A family climb up Cholla Trail was the perfect way to celebrate our first sunny day although the coldest day of the year in the dessert. We were lucky to be able to walk to this trailhead that climbs up Camelback Mountain from our hotel. We began the hike close to sunset and so only made it up to the first lookout. The view stretched to the left of where our journey began in Phoenix, to the golf course just below us where my husband had playing that morning, beyond to Scottsdale on the left where my daughter and I had explored earlier that morning, and way out to snow capped Superstition Mountain that we would explore later on this trip. What an amazing view.
We finished our day with dinner in Old Scottsdale with a restaurant chosen by my daughter, Mission Restaurant. We were lucky to get a last minute reservation at the shared table and even luckier that a table opened up for us in this packed restaurant serving delicious modern Latin cuisine. Uniquely prepared dishes wowed us from the appetizers, to our main courses, to dessert.

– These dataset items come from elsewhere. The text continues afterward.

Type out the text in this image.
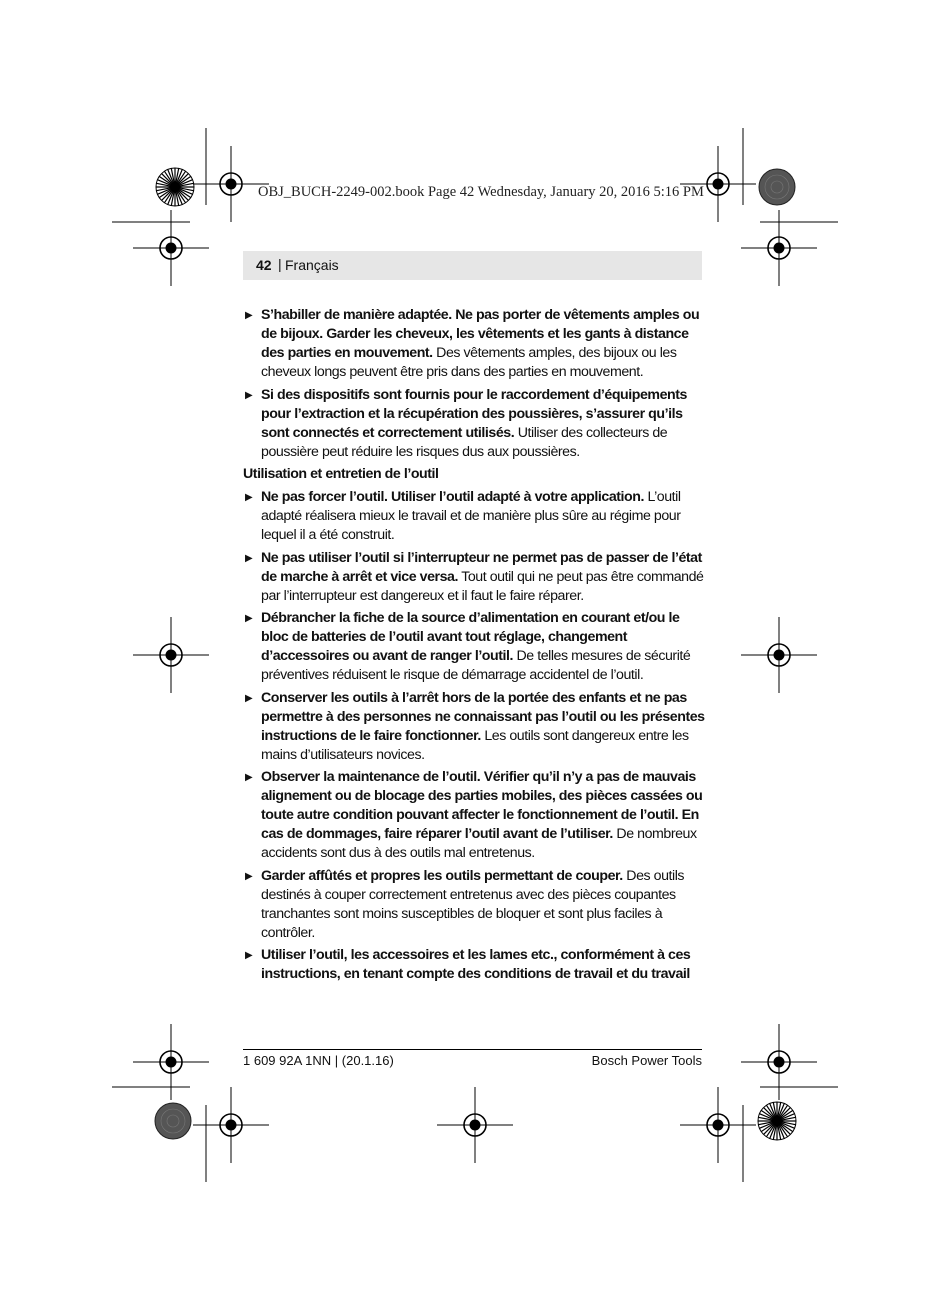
OBJ_BUCH-2249-002.book Page 42 Wednesday, January 20, 2016 5:16 PM
42 | Français
▶ S’habiller de manière adaptée. Ne pas porter de vêtements amples ou de bijoux. Garder les cheveux, les vêtements et les gants à distance des parties en mouvement. Des vêtements amples, des bijoux ou les cheveux longs peuvent être pris dans des parties en mouvement.
▶ Si des dispositifs sont fournis pour le raccordement d’équipements pour l’extraction et la récupération des poussières, s’assurer qu’ils sont connectés et correctement utilisés. Utiliser des collecteurs de poussière peut réduire les risques dus aux poussières.
Utilisation et entretien de l’outil
▶ Ne pas forcer l’outil. Utiliser l’outil adapté à votre application. L’outil adapté réalisera mieux le travail et de manière plus sûre au régime pour lequel il a été construit.
▶ Ne pas utiliser l’outil si l’interrupteur ne permet pas de passer de l’état de marche à arrêt et vice versa. Tout outil qui ne peut pas être commandé par l’interrupteur est dangereux et il faut le faire réparer.
▶ Débrancher la fiche de la source d’alimentation en courant et/ou le bloc de batteries de l’outil avant tout réglage, changement d’accessoires ou avant de ranger l’outil. De telles mesures de sécurité préventives réduisent le risque de démarrage accidentel de l’outil.
▶ Conserver les outils à l’arrêt hors de la portée des enfants et ne pas permettre à des personnes ne connaissant pas l’outil ou les présentes instructions de le faire fonctionner. Les outils sont dangereux entre les mains d’utilisateurs novices.
▶ Observer la maintenance de l’outil. Vérifier qu’il n’y a pas de mauvais alignement ou de blocage des parties mobiles, des pièces cassées ou toute autre condition pouvant affecter le fonctionnement de l’outil. En cas de dommages, faire réparer l’outil avant de l’utiliser. De nombreux accidents sont dus à des outils mal entretenus.
▶ Garder affûtés et propres les outils permettant de couper. Des outils destinés à couper correctement entretenus avec des pièces coupantes tranchantes sont moins susceptibles de bloquer et sont plus faciles à contrôler.
▶ Utiliser l’outil, les accessoires et les lames etc., conformément à ces instructions, en tenant compte des conditions de travail et du travail
1 609 92A 1NN | (20.1.16)	Bosch Power Tools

There is usually a Thursday night ArtWalk but not tonight. Instead we wandered the deserted streets in the freezing temperatures enjoying the freedom to browse into windows without crowds.
Although our New Years was a huge disappointment (I chose to not post that pitiful evening), the first day of the new year was perfect!
If it were not for the continuous downpour added with cold temperatures, the road taken that day would have been very different. The free tickets began the turn and we decided to pursue. And what to our welcoming surprise then an adored sculptor of mine to welcome us – Anna Hyatt Huntington – (for those who follow my posts you may immediately recognize this name – the Visionary behind Brookgreen Gardens that we visited this past summer).
You could take everything out of the Phoenix Art Museum – all of the artwork – and still have an amazing time. The building itself is a piece of art with wonderful nooks and crannies, built in benches, glass banisters that make you feel there is nothing separating you from the steps above and the ground below. (And what to no surprise the architect, Alden B. Dow, was a student of Frank Lloyd Wright)
Add allowing a young artist such as my daughter to freely take pictures in some galleries added to the experience. Stuffiness was not present in this museum. We fell in love with the works of Philip Campbell Curtis and were certainly more then just a little intrigued by his paintings.
Rain or No rain. Free or Not Free. Add this to your list of places to visit in Phoenix.
On December 30 we boarded the plane leaving behind mild winter temperatures in our otherwise usually frigid mid Atlantic region to enter similar, if not cooler at times, temperatures in the Arizona desert. This certainly was not we paid inflated airfare prices for but we were happy to arrive with sunny skies.
I was led to believe that our room at The Phoenician would be ready for an early arrival. It was not and it was hardly warm enough to stay at the resort and swim. (However the pool was filled for unbeknownst to us this would be the warmest it would get.) We decided to explore offsite and have lunch.
We drove to St Francis – a place I had wanted to visit and enjoyed a delightful meal sitting outside under heat lamps trying to pretend in our mind as we stared at the sand and cactus landscape eating unique southwestern dishes like flatbread with chilis, honey and almonds that it was indeed very warm outside. Heat Lamps can lead one to such a belief.
We returned and walked the beautiful resort property until our room was ready. Unfortunately our misfortune would continue by being given a room that did not match the category description. The hotel did correct the issue and put us in a Grande Deluxe Room – and it was very grande!
Of all the beautiful features at the Phoenician, one of our favorites was the Cactus Garden. It was lit up with Christmas lights. We layered on clothes that we thought would remain in the closet during our stay. With scarves and hats and coats on we ventured through winding and colorfully lit up trail. Cactus with Christmas lights in the desert when it is 30 degrees. Juxtaposition indeed (and a reoccurring theme during our stay).